This Wired.com article explores how carmakers are being pushed toward an inflection point without many of them having a coherent plan. With the shift from internal combustion to electric vehicles, mounting pressure from Chinese manufacturers and regulators, and shifting consumer expectations, the traditional auto model is under existential stress.
Consider Stellantis as a case study. In 2022, its leadership laid out an ambitious strategy: electrify its lineup, monetize software services, and reinvent distribution. But by 2025, many of those goals have unraveled. New leadership wrote off billions, and the company posted significant losses. Stellantis isn’t unique. Volvo, Ford, and even Tesla’s core auto business have shown signs of fragility once tailwinds like pandemic-era supply shortages faded.
One deep challenge is timing. Auto companies need years to develop new models. But in a world where policies, technologies, and consumer desires shift in months, long-term forecasts become risky. As Aston Martin’s CEO put it, strategic plans are now often written only to be discarded. Meanwhile, the rise of Chinese automakers is accelerating. Their cost structures, strong domestic markets, and integrated battery and EV supply chains undercut Western competitors globally.

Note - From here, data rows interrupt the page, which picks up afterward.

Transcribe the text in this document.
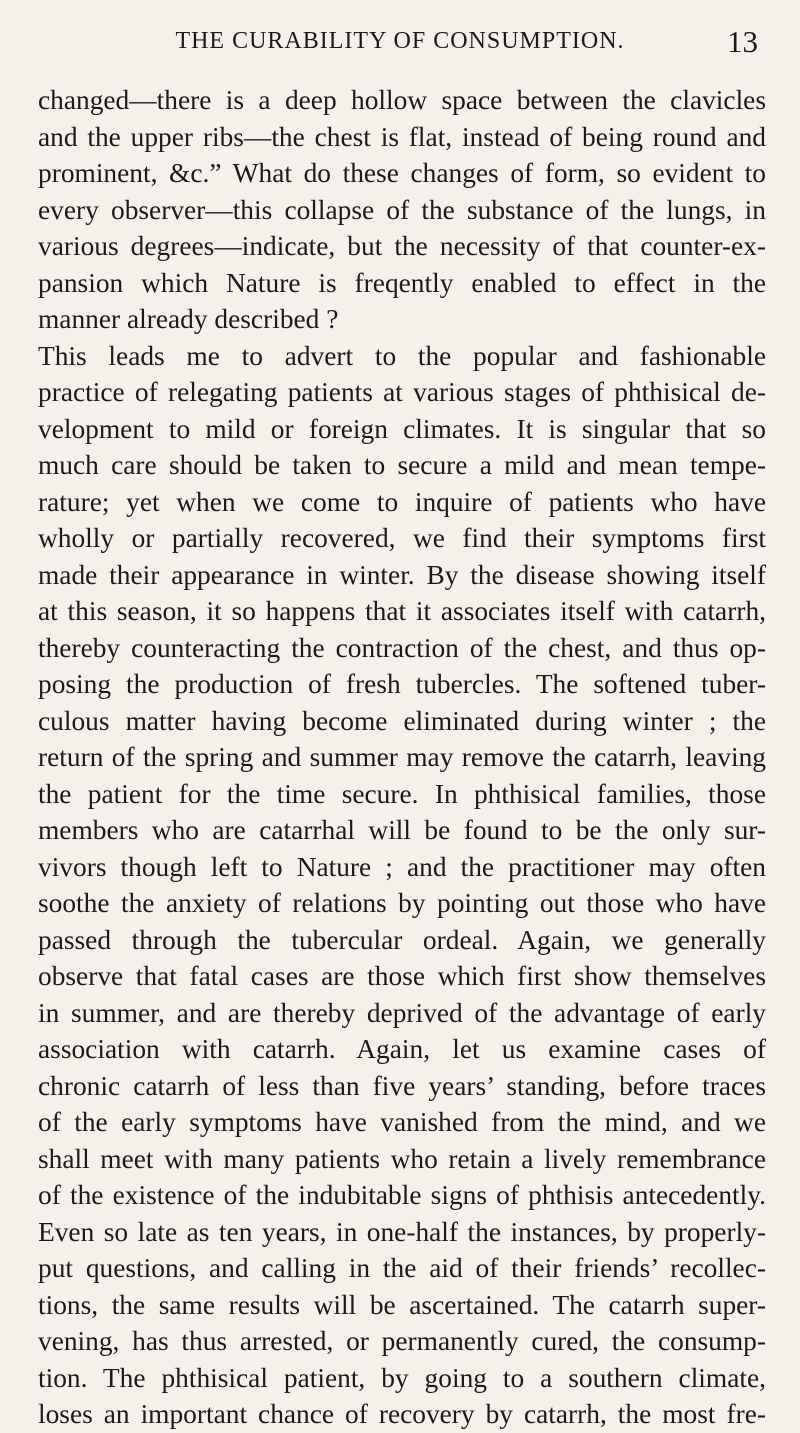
THE CURABILITY OF CONSUMPTION.	13
changed—there is a deep hollow space between the clavicles
and the upper ribs—the chest is flat, instead of being round and
prominent, &c.” What do these changes of form, so evident to
every observer—this collapse of the substance of the lungs, in
various degrees—indicate, but the necessity of that counter-ex-
pansion which Nature is freqently enabled to effect in the
manner already described ?
This leads me to advert to the popular and fashionable
practice of relegating patients at various stages of phthisical de-
velopment to mild or foreign climates. It is singular that so
much care should be taken to secure a mild and mean tempe-
rature; yet when we come to inquire of patients who have
wholly or partially recovered, we find their symptoms first
made their appearance in winter. By the disease showing itself
at this season, it so happens that it associates itself with catarrh,
thereby counteracting the contraction of the chest, and thus op-
posing the production of fresh tubercles. The softened tuber-
culous matter having become eliminated during winter ; the
return of the spring and summer may remove the catarrh, leaving
the patient for the time secure. In phthisical families, those
members who are catarrhal will be found to be the only sur-
vivors though left to Nature ; and the practitioner may often
soothe the anxiety of relations by pointing out those who have
passed through the tubercular ordeal. Again, we generally
observe that fatal cases are those which first show themselves
in summer, and are thereby deprived of the advantage of early
association with catarrh. Again, let us examine cases of
chronic catarrh of less than five years’ standing, before traces
of the early symptoms have vanished from the mind, and we
shall meet with many patients who retain a lively remembrance
of the existence of the indubitable signs of phthisis antecedently.
Even so late as ten years, in one-half the instances, by properly-
put questions, and calling in the aid of their friends’ recollec-
tions, the same results will be ascertained. The catarrh super-
vening, has thus arrested, or permanently cured, the consump-
tion. The phthisical patient, by going to a southern climate,
loses an important chance of recovery by catarrh, the most fre-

Then there’s the “software-defined car” bet. Many automakers aim to replicate tech firms’ recurring-revenue models, selling features, upgrades, and services over a vehicle’s life. Yet consumer sentiment is turning against subscriptions, and some leading players in China reject that model altogether. Which leaves an uncomfortable truth: even as carmakers chase new profit engines, many haven’t figured out what customers will actually pay for.
In the midst of all this uncertainty, one company that seems to be carving a clearer path is Ford. It’s focusing on business vehicles and tying software tools to real productivity use cases. But whether that’s enough depends on a rapidly fragmenting global market, shifting regulations, raw material pressures, and rivals from nontraditional quarters. The auto industry is in crisis, and the judge of success will be who can survive the chaos, not who was right two years ago.